這小丫頭如今小身子越發強壯,精力也更是旺盛了,每日裡不肯在屋子裡呆著,隻想往院子裡跑,也不耐煩讓人抱著了,隻要一睜眼便想往地上溜,此時已是能扶著家具站立了。
這小丫頭能吃能睡就是脾氣大了些,但有不順意也不哭了,隻是扯著嗓子衝你嗷嗷叫喚,那大嗓門兒震得人耳朵生疼,很是能折磨人,關媽媽看顧她,早已是力不從心,又買了兩個力大的婆子,與四個年紀小些的丫頭,輪著班兒看著她,這才算是堪堪能頂住嘍!

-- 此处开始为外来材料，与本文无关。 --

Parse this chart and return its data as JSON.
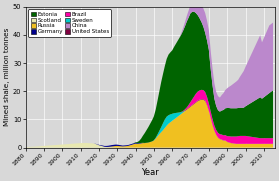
{
  "xlabel": "Year",
  "ylabel": "Mined shale, million tonnes",
  "ylim": [
    0,
    50
  ],
  "xlim": [
    1880,
    2016
  ],
  "stack_order": [
    "Scotland",
    "Russia",
    "Sweden",
    "Germany",
    "United_States",
    "Brazil",
    "Estonia",
    "China"
  ],
  "colors": {
    "Scotland": "#e8e8b0",
    "Russia": "#f0c020",
    "Sweden": "#00cccc",
    "Germany": "#00008b",
    "United_States": "#800040",
    "Brazil": "#ff00aa",
    "Estonia": "#006400",
    "China": "#bb88cc"
  },
  "labels": {
    "Scotland": "Scotland",
    "Russia": "Russia",
    "Sweden": "Sweden",
    "Germany": "Germany",
    "United_States": "United States",
    "Brazil": "Brazil",
    "Estonia": "Estonia",
    "China": "China"
  },
  "legend_order": [
    "Estonia",
    "Scotland",
    "Russia",
    "Germany",
    "Brazil",
    "Sweden",
    "China",
    "United_States"
  ],
  "xticks": [
    1880,
    1890,
    1900,
    1910,
    1920,
    1930,
    1940,
    1950,
    1960,
    1970,
    1980,
    1990,
    2000,
    2010
  ],
  "yticks": [
    0,
    10,
    20,
    30,
    40,
    50
  ],
  "years": [
    1880,
    1881,
    1882,
    1883,
    1884,
    1885,
    1886,
    1887,
    1888,
    1889,
    1890,
    1891,
    1892,
    1893,
    1894,
    1895,
    1896,
    1897,
    1898,
    1899,
    1900,
    1901,
    1902,
    1903,
    1904,
    1905,
    1906,
    1907,
    1908,
    1909,
    1910,
    1911,
    1912,
    1913,
    1914,
    1915,
    1916,
    1917,
    1918,
    1919,
    1920,
    1921,
    1922,
    1923,
    1924,
    1925,
    1926,
    1927,
    1928,
    1929,
    1930,
    1931,
    1932,
    1933,
    1934,
    1935,
    1936,
    1937,
    1938,
    1939,
    1940,
    1941,
    1942,
    1943,
    1944,
    1945,
    1946,
    1947,
    1948,
    1949,
    1950,
    1951,
    1952,
    1953,
    1954,
    1955,
    1956,
    1957,
    1958,
    1959,
    1960,
    1961,
    1962,
    1963,
    1964,
    1965,
    1966,
    1967,
    1968,
    1969,
    1970,
    1971,
    1972,
    1973,
    1974,
    1975,
    1976,
    1977,
    1978,
    1979,
    1980,
    1981,
    1982,
    1983,
    1984,
    1985,
    1986,
    1987,
    1988,
    1989,
    1990,
    1991,
    1992,
    1993,
    1994,
    1995,
    1996,
    1997,
    1998,
    1999,
    2000,
    2001,
    2002,
    2003,
    2004,
    2005,
    2006,
    2007,
    2008,
    2009,
    2010,
    2011,
    2012,
    2013,
    2014,
    2015
  ],
  "data": {
    "Scotland": [
      0.2,
      0.22,
      0.25,
      0.28,
      0.32,
      0.35,
      0.4,
      0.45,
      0.5,
      0.55,
      0.6,
      0.65,
      0.7,
      0.75,
      0.8,
      0.85,
      0.9,
      0.95,
      1.0,
      1.05,
      1.1,
      1.15,
      1.2,
      1.25,
      1.3,
      1.35,
      1.4,
      1.45,
      1.5,
      1.55,
      1.6,
      1.62,
      1.63,
      1.65,
      1.6,
      1.55,
      1.5,
      1.45,
      1.35,
      1.1,
      0.85,
      0.65,
      0.5,
      0.3,
      0.2,
      0.15,
      0.12,
      0.1,
      0.08,
      0.06,
      0.05,
      0.04,
      0.04,
      0.03,
      0.03,
      0.03,
      0.03,
      0.02,
      0.02,
      0.02,
      0.01,
      0.0,
      0.0,
      0.0,
      0.0,
      0.0,
      0.0,
      0.0,
      0.0,
      0.0,
      0.0,
      0.0,
      0.0,
      0.0,
      0.0,
      0.0,
      0.0,
      0.0,
      0.0,
      0.0,
      0.0,
      0.0,
      0.0,
      0.0,
      0.0,
      0.0,
      0.0,
      0.0,
      0.0,
      0.0,
      0.0,
      0.0,
      0.0,
      0.0,
      0.0,
      0.0,
      0.0,
      0.0,
      0.0,
      0.0,
      0.0,
      0.0,
      0.0,
      0.0,
      0.0,
      0.0,
      0.0,
      0.0,
      0.0,
      0.0,
      0.0,
      0.0,
      0.0,
      0.0,
      0.0,
      0.0,
      0.0,
      0.0,
      0.0,
      0.0,
      0.0,
      0.0,
      0.0,
      0.0,
      0.0,
      0.0,
      0.0,
      0.0,
      0.0,
      0.0,
      0.0,
      0.0,
      0.0,
      0.0,
      0.0,
      0.0
    ],
    "Russia": [
      0.0,
      0.0,
      0.0,
      0.0,
      0.0,
      0.0,
      0.0,
      0.0,
      0.0,
      0.0,
      0.0,
      0.0,
      0.0,
      0.0,
      0.0,
      0.0,
      0.0,
      0.0,
      0.0,
      0.0,
      0.0,
      0.0,
      0.0,
      0.0,
      0.0,
      0.0,
      0.0,
      0.0,
      0.0,
      0.0,
      0.0,
      0.0,
      0.0,
      0.0,
      0.0,
      0.0,
      0.0,
      0.0,
      0.0,
      0.0,
      0.0,
      0.0,
      0.0,
      0.0,
      0.05,
      0.1,
      0.2,
      0.3,
      0.4,
      0.5,
      0.55,
      0.5,
      0.45,
      0.4,
      0.45,
      0.5,
      0.6,
      0.8,
      1.0,
      1.2,
      1.4,
      1.3,
      1.4,
      1.5,
      1.6,
      1.6,
      1.7,
      1.8,
      2.0,
      2.2,
      2.5,
      3.2,
      4.0,
      4.8,
      5.5,
      6.2,
      7.0,
      7.8,
      8.5,
      9.0,
      9.5,
      10.0,
      10.5,
      11.0,
      11.5,
      12.0,
      12.5,
      13.0,
      13.5,
      14.0,
      14.5,
      15.0,
      15.5,
      16.0,
      16.5,
      16.8,
      17.0,
      17.0,
      16.5,
      15.0,
      13.0,
      10.5,
      8.0,
      6.0,
      4.5,
      3.5,
      3.0,
      2.8,
      2.5,
      2.5,
      2.0,
      1.8,
      1.6,
      1.5,
      1.4,
      1.3,
      1.3,
      1.3,
      1.3,
      1.3,
      1.3,
      1.3,
      1.3,
      1.3,
      1.3,
      1.3,
      1.3,
      1.3,
      1.3,
      1.3,
      1.3,
      1.3,
      1.3,
      1.3,
      1.3,
      1.3
    ],
    "Sweden": [
      0.0,
      0.0,
      0.0,
      0.0,
      0.0,
      0.0,
      0.0,
      0.0,
      0.0,
      0.0,
      0.0,
      0.0,
      0.0,
      0.0,
      0.0,
      0.0,
      0.0,
      0.0,
      0.0,
      0.0,
      0.0,
      0.0,
      0.0,
      0.0,
      0.0,
      0.0,
      0.0,
      0.0,
      0.0,
      0.0,
      0.0,
      0.0,
      0.0,
      0.0,
      0.0,
      0.0,
      0.0,
      0.0,
      0.0,
      0.0,
      0.0,
      0.0,
      0.0,
      0.0,
      0.0,
      0.0,
      0.0,
      0.0,
      0.0,
      0.0,
      0.0,
      0.0,
      0.0,
      0.0,
      0.0,
      0.0,
      0.0,
      0.0,
      0.0,
      0.0,
      0.0,
      0.0,
      0.0,
      0.0,
      0.0,
      0.0,
      0.0,
      0.0,
      0.0,
      0.0,
      0.1,
      0.3,
      0.7,
      1.2,
      1.8,
      2.5,
      3.0,
      3.2,
      3.0,
      2.8,
      2.5,
      2.2,
      1.8,
      1.4,
      1.0,
      0.6,
      0.3,
      0.1,
      0.0,
      0.0,
      0.0,
      0.0,
      0.0,
      0.0,
      0.0,
      0.0,
      0.0,
      0.0,
      0.0,
      0.0,
      0.0,
      0.0,
      0.0,
      0.0,
      0.0,
      0.0,
      0.0,
      0.0,
      0.0,
      0.0,
      0.0,
      0.0,
      0.0,
      0.0,
      0.0,
      0.0,
      0.0,
      0.0,
      0.0,
      0.0,
      0.0,
      0.0,
      0.0,
      0.0,
      0.0,
      0.0,
      0.0,
      0.0,
      0.0,
      0.0,
      0.0,
      0.0,
      0.0,
      0.0,
      0.0,
      0.0
    ],
    "Germany": [
      0.0,
      0.0,
      0.0,
      0.0,
      0.0,
      0.0,
      0.0,
      0.0,
      0.0,
      0.0,
      0.0,
      0.0,
      0.0,
      0.0,
      0.0,
      0.0,
      0.0,
      0.0,
      0.0,
      0.0,
      0.0,
      0.0,
      0.0,
      0.0,
      0.0,
      0.0,
      0.0,
      0.0,
      0.0,
      0.0,
      0.0,
      0.0,
      0.0,
      0.0,
      0.0,
      0.0,
      0.0,
      0.0,
      0.05,
      0.1,
      0.15,
      0.2,
      0.25,
      0.3,
      0.35,
      0.4,
      0.45,
      0.5,
      0.5,
      0.5,
      0.45,
      0.4,
      0.35,
      0.3,
      0.3,
      0.3,
      0.3,
      0.3,
      0.3,
      0.3,
      0.28,
      0.25,
      0.2,
      0.15,
      0.1,
      0.05,
      0.02,
      0.0,
      0.0,
      0.0,
      0.0,
      0.0,
      0.0,
      0.0,
      0.0,
      0.0,
      0.0,
      0.0,
      0.0,
      0.0,
      0.0,
      0.0,
      0.0,
      0.0,
      0.0,
      0.0,
      0.0,
      0.0,
      0.0,
      0.0,
      0.0,
      0.0,
      0.0,
      0.0,
      0.0,
      0.0,
      0.0,
      0.0,
      0.0,
      0.0,
      0.0,
      0.0,
      0.0,
      0.0,
      0.0,
      0.0,
      0.0,
      0.0,
      0.0,
      0.0,
      0.0,
      0.0,
      0.0,
      0.0,
      0.0,
      0.0,
      0.0,
      0.0,
      0.0,
      0.0,
      0.0,
      0.0,
      0.0,
      0.0,
      0.0,
      0.0,
      0.0,
      0.0,
      0.0,
      0.0,
      0.0,
      0.0,
      0.0,
      0.0,
      0.0,
      0.0
    ],
    "United_States": [
      0.0,
      0.0,
      0.0,
      0.0,
      0.0,
      0.0,
      0.0,
      0.0,
      0.0,
      0.0,
      0.0,
      0.0,
      0.0,
      0.0,
      0.0,
      0.0,
      0.0,
      0.0,
      0.0,
      0.0,
      0.0,
      0.0,
      0.0,
      0.0,
      0.0,
      0.0,
      0.0,
      0.0,
      0.0,
      0.0,
      0.0,
      0.0,
      0.0,
      0.0,
      0.0,
      0.0,
      0.0,
      0.0,
      0.0,
      0.0,
      0.0,
      0.0,
      0.0,
      0.0,
      0.0,
      0.0,
      0.0,
      0.0,
      0.0,
      0.0,
      0.0,
      0.0,
      0.0,
      0.0,
      0.0,
      0.0,
      0.0,
      0.0,
      0.0,
      0.0,
      0.0,
      0.0,
      0.0,
      0.0,
      0.0,
      0.0,
      0.0,
      0.0,
      0.0,
      0.0,
      0.0,
      0.0,
      0.0,
      0.0,
      0.0,
      0.0,
      0.0,
      0.0,
      0.0,
      0.0,
      0.0,
      0.0,
      0.0,
      0.0,
      0.0,
      0.1,
      0.15,
      0.2,
      0.2,
      0.2,
      0.2,
      0.2,
      0.2,
      0.2,
      0.2,
      0.2,
      0.2,
      0.2,
      0.2,
      0.2,
      0.15,
      0.1,
      0.08,
      0.05,
      0.05,
      0.05,
      0.05,
      0.05,
      0.05,
      0.05,
      0.05,
      0.05,
      0.05,
      0.05,
      0.05,
      0.05,
      0.05,
      0.05,
      0.05,
      0.05,
      0.05,
      0.05,
      0.05,
      0.05,
      0.05,
      0.05,
      0.05,
      0.05,
      0.05,
      0.05,
      0.05,
      0.05,
      0.05,
      0.05,
      0.05,
      0.05
    ],
    "Brazil": [
      0.0,
      0.0,
      0.0,
      0.0,
      0.0,
      0.0,
      0.0,
      0.0,
      0.0,
      0.0,
      0.0,
      0.0,
      0.0,
      0.0,
      0.0,
      0.0,
      0.0,
      0.0,
      0.0,
      0.0,
      0.0,
      0.0,
      0.0,
      0.0,
      0.0,
      0.0,
      0.0,
      0.0,
      0.0,
      0.0,
      0.0,
      0.0,
      0.0,
      0.0,
      0.0,
      0.0,
      0.0,
      0.0,
      0.0,
      0.0,
      0.0,
      0.0,
      0.0,
      0.0,
      0.0,
      0.0,
      0.0,
      0.0,
      0.0,
      0.0,
      0.0,
      0.0,
      0.0,
      0.0,
      0.0,
      0.0,
      0.0,
      0.0,
      0.0,
      0.0,
      0.0,
      0.0,
      0.0,
      0.0,
      0.0,
      0.0,
      0.0,
      0.0,
      0.0,
      0.0,
      0.0,
      0.0,
      0.0,
      0.0,
      0.0,
      0.0,
      0.0,
      0.0,
      0.0,
      0.0,
      0.0,
      0.0,
      0.0,
      0.0,
      0.0,
      0.0,
      0.1,
      0.3,
      0.6,
      1.0,
      1.5,
      2.0,
      2.5,
      3.0,
      3.2,
      3.3,
      3.3,
      3.2,
      3.0,
      2.8,
      2.5,
      2.2,
      2.0,
      1.8,
      1.7,
      1.7,
      1.7,
      1.8,
      1.8,
      1.9,
      2.0,
      2.2,
      2.3,
      2.4,
      2.5,
      2.6,
      2.7,
      2.8,
      2.8,
      2.8,
      2.8,
      2.7,
      2.6,
      2.5,
      2.4,
      2.3,
      2.2,
      2.1,
      2.0,
      2.0,
      2.0,
      2.0,
      2.0,
      2.0,
      2.0,
      2.0
    ],
    "Estonia": [
      0.0,
      0.0,
      0.0,
      0.0,
      0.0,
      0.0,
      0.0,
      0.0,
      0.0,
      0.0,
      0.0,
      0.0,
      0.0,
      0.0,
      0.0,
      0.0,
      0.0,
      0.0,
      0.0,
      0.0,
      0.0,
      0.0,
      0.0,
      0.0,
      0.0,
      0.0,
      0.0,
      0.0,
      0.0,
      0.0,
      0.0,
      0.0,
      0.0,
      0.0,
      0.0,
      0.0,
      0.0,
      0.0,
      0.0,
      0.0,
      0.0,
      0.0,
      0.0,
      0.0,
      0.0,
      0.0,
      0.0,
      0.0,
      0.0,
      0.0,
      0.0,
      0.0,
      0.0,
      0.0,
      0.0,
      0.0,
      0.0,
      0.0,
      0.0,
      0.05,
      0.2,
      0.4,
      0.8,
      1.5,
      2.5,
      3.5,
      4.5,
      5.5,
      6.5,
      7.5,
      8.5,
      10.0,
      12.0,
      14.0,
      16.0,
      17.5,
      19.0,
      20.5,
      21.5,
      22.0,
      22.5,
      23.5,
      24.5,
      25.5,
      26.5,
      27.5,
      28.5,
      29.5,
      30.5,
      31.0,
      31.5,
      31.0,
      30.0,
      28.5,
      27.0,
      25.5,
      24.0,
      22.5,
      21.0,
      20.0,
      19.0,
      15.0,
      12.0,
      9.5,
      8.5,
      8.0,
      8.0,
      8.5,
      9.0,
      9.5,
      10.0,
      10.0,
      10.0,
      10.0,
      10.0,
      10.0,
      10.0,
      10.0,
      10.0,
      10.0,
      10.5,
      11.0,
      11.5,
      12.0,
      12.5,
      13.0,
      13.5,
      14.0,
      14.5,
      14.0,
      14.5,
      15.0,
      15.5,
      16.0,
      16.5,
      17.0
    ],
    "China": [
      0.0,
      0.0,
      0.0,
      0.0,
      0.0,
      0.0,
      0.0,
      0.0,
      0.0,
      0.0,
      0.0,
      0.0,
      0.0,
      0.0,
      0.0,
      0.0,
      0.0,
      0.0,
      0.0,
      0.0,
      0.0,
      0.0,
      0.0,
      0.0,
      0.0,
      0.0,
      0.0,
      0.0,
      0.0,
      0.0,
      0.0,
      0.0,
      0.0,
      0.0,
      0.0,
      0.0,
      0.0,
      0.0,
      0.0,
      0.0,
      0.0,
      0.0,
      0.0,
      0.0,
      0.0,
      0.0,
      0.0,
      0.0,
      0.0,
      0.0,
      0.0,
      0.0,
      0.0,
      0.0,
      0.0,
      0.0,
      0.0,
      0.0,
      0.0,
      0.0,
      0.0,
      0.0,
      0.0,
      0.0,
      0.0,
      0.0,
      0.0,
      0.0,
      0.0,
      0.0,
      0.0,
      0.0,
      0.0,
      0.0,
      0.0,
      0.0,
      0.0,
      0.0,
      0.0,
      0.0,
      0.0,
      0.0,
      0.0,
      0.0,
      0.0,
      0.5,
      1.0,
      1.5,
      2.0,
      2.5,
      3.0,
      3.5,
      4.0,
      4.5,
      5.0,
      5.5,
      6.0,
      6.5,
      7.0,
      7.0,
      7.0,
      6.5,
      6.0,
      5.5,
      5.0,
      5.0,
      5.0,
      5.5,
      6.0,
      6.5,
      7.0,
      7.5,
      8.0,
      8.5,
      9.0,
      9.5,
      10.0,
      11.0,
      12.0,
      13.0,
      14.0,
      15.0,
      16.0,
      17.0,
      18.0,
      19.0,
      20.0,
      21.0,
      22.0,
      20.0,
      21.0,
      22.0,
      23.0,
      24.0,
      24.0,
      24.0
    ]
  }
}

於是日子又是這般過了一月,錦衣衛才將自家門戶給清理乾淨了,這上上下下,裡裡外外總算是一條心了,陸炳身上的毒傷也是養得差不多了,於是便要騰出手來要好好“回報”國師與小閣老了。
卻說是這一日,西苑丹房之中,突然傳出一陣震天動的爆炸之聲,一時之間地動山搖,房屋搖晃,瓦片飛落,引得宮人們一片驚呼之聲,正在靜室裡打坐的嘉靖皇帝都被驚動了,猛然睜開眼問道,
“外頭發生何事?”
這時節當值的乃是陳洪,他忙進來稟道,
“主子爺,好似是丹房那邊出了事兒,奴婢這就派人去瞧瞧……”
嘉靖一聽是自己那寶貝丹房出了事兒,立時便急了,怒道,
“你親自去!”
“是!”
陳洪不敢怠慢,是急急忙忙提著下袍,一陣風似的跑了出去,待得他上氣不接下氣的跑到丹房附近一看,卻見得原本的一排殿宇一片狼藉,竟是屋頂都被掀了三間,地麵全是磚石瓦礫,草木斷折,地上還有被打傷的宮人和小道童在痛苦慘叫,
“怎得了?這是怎得了?”
陳洪忙要跑過去瞧,幸得他身後的小太監是個機靈的,一把抓了他的後背衣袍,
“乾爹喲,裡頭情形未明,您可彆進去……”
話音未落,隻聽那倒塌的屋子裡頭又是一聲巨響,
“轟……”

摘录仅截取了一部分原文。